The EAA estimates that heatwaves in 32 European countries between 1980 and 2000 cost 27 to 70 billion euros. The damages over the last 20 years — which included the deadly heatwave of 2003, with 30,000 excess deaths — would almost certainly be higher.
Premature death
The national public health agency in France, which will be blanketed by extreme conditions over the coming days, has called heatwaves "a mostly invisible and underestimated social burden."
In France alone, heatwaves from 2015 to 2020 cost 22 to 37 billion euros due to health expenses, loss of well-being and especially "intangible costs stemming from premature deaths".
Reduced productivity
The heatwaves of 2003, 2010, 2015 and 2018 in Europe caused damages totalling 0.3 to 0.5 percent of GDP across the continent, and up to two percent of GDP in southern regions, according to a peer-reviewed study in Nature.
This level of impact could be multiplied by five by 2060 compared to a 1981-2010 baseline without a sharp reduction in greenhouse gas emissions and measures to adapt to high temperatures, the study warned.
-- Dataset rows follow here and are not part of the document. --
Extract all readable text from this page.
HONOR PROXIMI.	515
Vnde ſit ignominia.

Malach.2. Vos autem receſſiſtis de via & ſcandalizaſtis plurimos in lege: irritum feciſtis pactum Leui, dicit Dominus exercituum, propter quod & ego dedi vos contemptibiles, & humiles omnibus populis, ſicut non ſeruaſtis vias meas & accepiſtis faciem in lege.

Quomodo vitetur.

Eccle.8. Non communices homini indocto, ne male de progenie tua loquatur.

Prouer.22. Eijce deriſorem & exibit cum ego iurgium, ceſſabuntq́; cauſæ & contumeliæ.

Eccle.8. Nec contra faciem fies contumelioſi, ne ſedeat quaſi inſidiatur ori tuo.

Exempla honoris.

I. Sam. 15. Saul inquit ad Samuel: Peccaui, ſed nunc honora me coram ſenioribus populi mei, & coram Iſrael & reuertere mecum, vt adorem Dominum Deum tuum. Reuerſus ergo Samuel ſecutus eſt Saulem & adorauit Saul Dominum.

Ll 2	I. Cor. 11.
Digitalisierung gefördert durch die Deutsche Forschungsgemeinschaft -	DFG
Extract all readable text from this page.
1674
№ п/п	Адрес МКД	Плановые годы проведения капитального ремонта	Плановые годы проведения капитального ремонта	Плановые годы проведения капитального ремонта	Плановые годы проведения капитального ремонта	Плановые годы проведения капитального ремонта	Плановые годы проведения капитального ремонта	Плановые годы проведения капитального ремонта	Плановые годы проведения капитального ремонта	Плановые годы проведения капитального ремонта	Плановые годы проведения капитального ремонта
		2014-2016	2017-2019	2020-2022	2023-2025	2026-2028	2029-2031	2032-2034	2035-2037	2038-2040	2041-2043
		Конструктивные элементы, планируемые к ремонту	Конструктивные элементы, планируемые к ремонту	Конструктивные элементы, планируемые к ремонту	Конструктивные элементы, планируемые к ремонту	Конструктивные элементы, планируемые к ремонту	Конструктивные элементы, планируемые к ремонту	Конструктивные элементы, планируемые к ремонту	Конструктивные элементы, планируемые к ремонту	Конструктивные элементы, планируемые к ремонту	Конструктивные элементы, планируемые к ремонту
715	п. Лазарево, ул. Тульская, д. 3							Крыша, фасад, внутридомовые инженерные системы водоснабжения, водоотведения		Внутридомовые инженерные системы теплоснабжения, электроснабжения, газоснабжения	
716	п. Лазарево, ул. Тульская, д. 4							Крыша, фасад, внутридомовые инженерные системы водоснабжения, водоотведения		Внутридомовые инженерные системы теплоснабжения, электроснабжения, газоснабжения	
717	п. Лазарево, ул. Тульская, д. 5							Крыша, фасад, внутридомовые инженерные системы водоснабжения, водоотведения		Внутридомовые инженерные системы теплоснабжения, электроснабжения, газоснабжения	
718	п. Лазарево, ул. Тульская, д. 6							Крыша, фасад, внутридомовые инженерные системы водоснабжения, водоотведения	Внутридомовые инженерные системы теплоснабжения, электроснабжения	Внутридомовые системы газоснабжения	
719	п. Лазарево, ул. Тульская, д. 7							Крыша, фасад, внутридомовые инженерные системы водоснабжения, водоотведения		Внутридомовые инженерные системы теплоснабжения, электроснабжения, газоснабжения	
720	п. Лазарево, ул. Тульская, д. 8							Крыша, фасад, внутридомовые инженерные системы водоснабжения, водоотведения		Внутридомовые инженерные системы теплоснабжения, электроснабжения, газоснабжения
At sustained temperatures of around 33C or 34C, the average worker "loses 50 percent of his or her work capacity", according to the International Labor Organization (ILO).
The ICO estimates by 2030 heatwaves could reduce the total number of hours worked globally by more than two percent — equivalent to 80 million fulltime jobs — at a cost of 2.4 trillion dollars, nearly 10 times the figure for 1995.
"Climate change-related heat stress will reduce outdoor physical work capacity on a global scale," The UN's Intergovernmental Panel on Climate Change (IPCC) said in its most recent synthesis report, noting that in some tropical regions outdoor work may become impossible by the end of the century for 200 to 250 days each year.
Drought and agriculture
Both heatwaves and drought are a major threat to agriculture, and thus food security.
Long-term drought is agriculture's worst enemy when it comes to extreme weather, but heatwaves can provoke major damage as well.
In 2019, a heatwave caused a nine percent drop in drop in maize yields across France, and a 10 percent decline in wheat, according to the French agricultural ministry.
A 2012 scorcher in the United States led to a 13 percent drop in maize production, and a sharp jump in global prices.
Heatwaves also have a negative impact on livestock production and on milk production, according to the IPCC.